I was the before. I am now the after. And I had to live all of the in between in order to get to where I am today. I had to go through the toxic chemo, the bald head, the pain of surgery, the loss of my breasts, and finally, radiation. To get to here… to the after. Because the reality is, we don’t get to skip the shit just because we prefer the rainbows.
So I leave here today giving the what ifs for you to hold onto for me. To take in your hearts and minds and shoot up a prayer or a positive thought. To put on a shelf and let me only worry about when necessary. I’ve gone through the shit and I am enjoying the rainbows. I am supposed to be passed the shit… but it still piles up some days. And I don’t need the what ifs hanging over my head like clouds of heavy rain.

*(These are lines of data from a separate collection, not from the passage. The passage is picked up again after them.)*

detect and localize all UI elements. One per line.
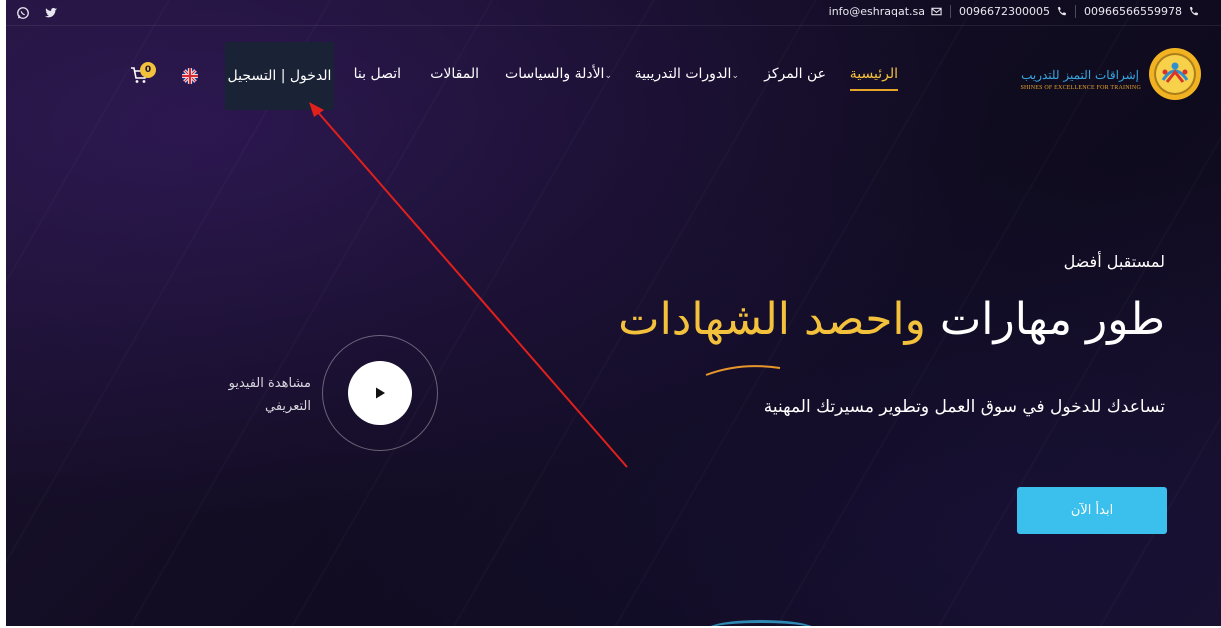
chevron-down-icon: ⌄	[731, 71, 739, 81]
uk-flag-icon[interactable]	[182, 68, 198, 84]
logo-emblem-icon	[1149, 48, 1201, 100]
nav-guides-label: الأدلة والسياسات	[505, 66, 605, 82]
contact-info: info@eshraqat.sa 0096672300005 009665665…	[821, 5, 1207, 18]
social-links	[16, 6, 58, 20]
nav-item-about[interactable]: عن المركز	[764, 66, 826, 82]
video-label[interactable]: مشاهدة الفيديو التعريفي	[191, 372, 311, 418]
video-label-line2: التعريفي	[265, 399, 311, 414]
cart-count-badge: 0	[140, 62, 156, 78]
play-icon	[376, 387, 385, 399]
phone-contact-1[interactable]: 0096672300005	[950, 5, 1075, 18]
page-frame: info@eshraqat.sa 0096672300005 009665665…	[6, 0, 1221, 626]
envelope-icon	[931, 7, 942, 16]
top-bar: info@eshraqat.sa 0096672300005 009665665…	[6, 0, 1221, 26]
nav-item-guides[interactable]: الأدلة والسياسات⌄	[505, 66, 616, 82]
hero-title-highlight: واحصد الشهادات	[618, 294, 926, 345]
phone-text-1[interactable]: 0096672300005	[959, 5, 1050, 18]
nav-courses-label: الدورات التدريبية	[634, 66, 732, 82]
hero-subtitle: لمستقبل أفضل	[1063, 252, 1165, 271]
email-contact[interactable]: info@eshraqat.sa	[821, 5, 950, 18]
twitter-icon[interactable]	[44, 6, 58, 20]
nav-item-courses[interactable]: الدورات التدريبية⌄	[635, 66, 743, 82]
video-label-line1: مشاهدة الفيديو	[228, 376, 311, 391]
main-navigation: إشراقات التميز للتدريب SHINES OF EXCELLE…	[6, 40, 1221, 112]
site-logo[interactable]: إشراقات التميز للتدريب SHINES OF EXCELLE…	[1017, 44, 1207, 106]
logo-name-ar: إشراقات التميز للتدريب	[1021, 68, 1139, 82]
phone-text-2[interactable]: 00966566559978	[1084, 5, 1182, 18]
hero-title: طور مهارات واحصد الشهادات	[618, 294, 1165, 345]
chevron-down-icon: ⌄	[604, 71, 612, 81]
nav-item-articles[interactable]: المقالات	[430, 66, 479, 82]
title-underline-swoosh	[705, 365, 781, 376]
email-text[interactable]: info@eshraqat.sa	[829, 5, 925, 18]
nav-item-home[interactable]: الرئيسية	[849, 66, 899, 91]
phone-icon	[1057, 6, 1067, 16]
login-register-button[interactable]: الدخول | التسجيل	[225, 42, 334, 110]
nav-item-contact[interactable]: اتصل بنا	[354, 66, 401, 82]
phone-contact-2[interactable]: 00966566559978	[1075, 5, 1207, 18]
play-video-button[interactable]	[348, 361, 412, 425]
hero-title-main: طور مهارات	[925, 294, 1165, 345]
whatsapp-icon[interactable]	[16, 6, 30, 20]
start-now-button[interactable]: ابدأ الآن	[1017, 487, 1167, 534]
logo-name-en: SHINES OF EXCELLENCE FOR TRAINING	[1020, 85, 1141, 91]
phone-icon	[1189, 6, 1199, 16]
hero-description: تساعدك للدخول في سوق العمل وتطوير مسيرتك…	[763, 397, 1165, 417]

There is both pain and goodness in the before. We know our before. We recognize it like an old friend. Perhaps we grew comfortable in it. And we believed it was all we’d ever know. But the after. The part we forget about it. Is that while it can be full of scary. Or shit. It can also be years of rainbows. Decades of happiness. And a lifetime full of the beautiful afters that your heart lives to feel. To experience. To bask in.
So when I struggle. When I get lost in the before. When I mourn what could have been if I hadn’t dealt with the hard of the last year. I remind myself of all the rainbows that came in the midst of the storm. All the goodness that poured down like rain. And I feel a thrill for the goodness to come. Of the firsts the boys have ahead that I will be a part of. Of the trips and marital milestones we have in our future. And of the love I have for this life I get to live.
So if you’re here. Whether in cancerhood, motherhood, parenthood, womanhood, lifehood. If you’re here. In your after. Your after whatever. After the hard. You, my friend, just know… shit before rainbows. And then. The shit was worth it. Because of the beauty of the rainbow. The rainbows that make the days where you struggle just a small piece of the pie. That make you want to fight to be here as long as your story can be written. As long as there are rainbows to be seen. Don’t ever let the clouds keep you from believing there is no longer a sun.
I’m here. I’m in a place. I’m scared. Sometimes of what lies ahead. Sometimes of what happened before. But I will not stay. I will move forward. I will not go back… at least not every moment of every day. And when I do… I will remind my heart to hold onto the rainbows. Let the shit go where it must. And gather up the goodness in my hands like fireflies in the summer sky… and never let it escape my grasp.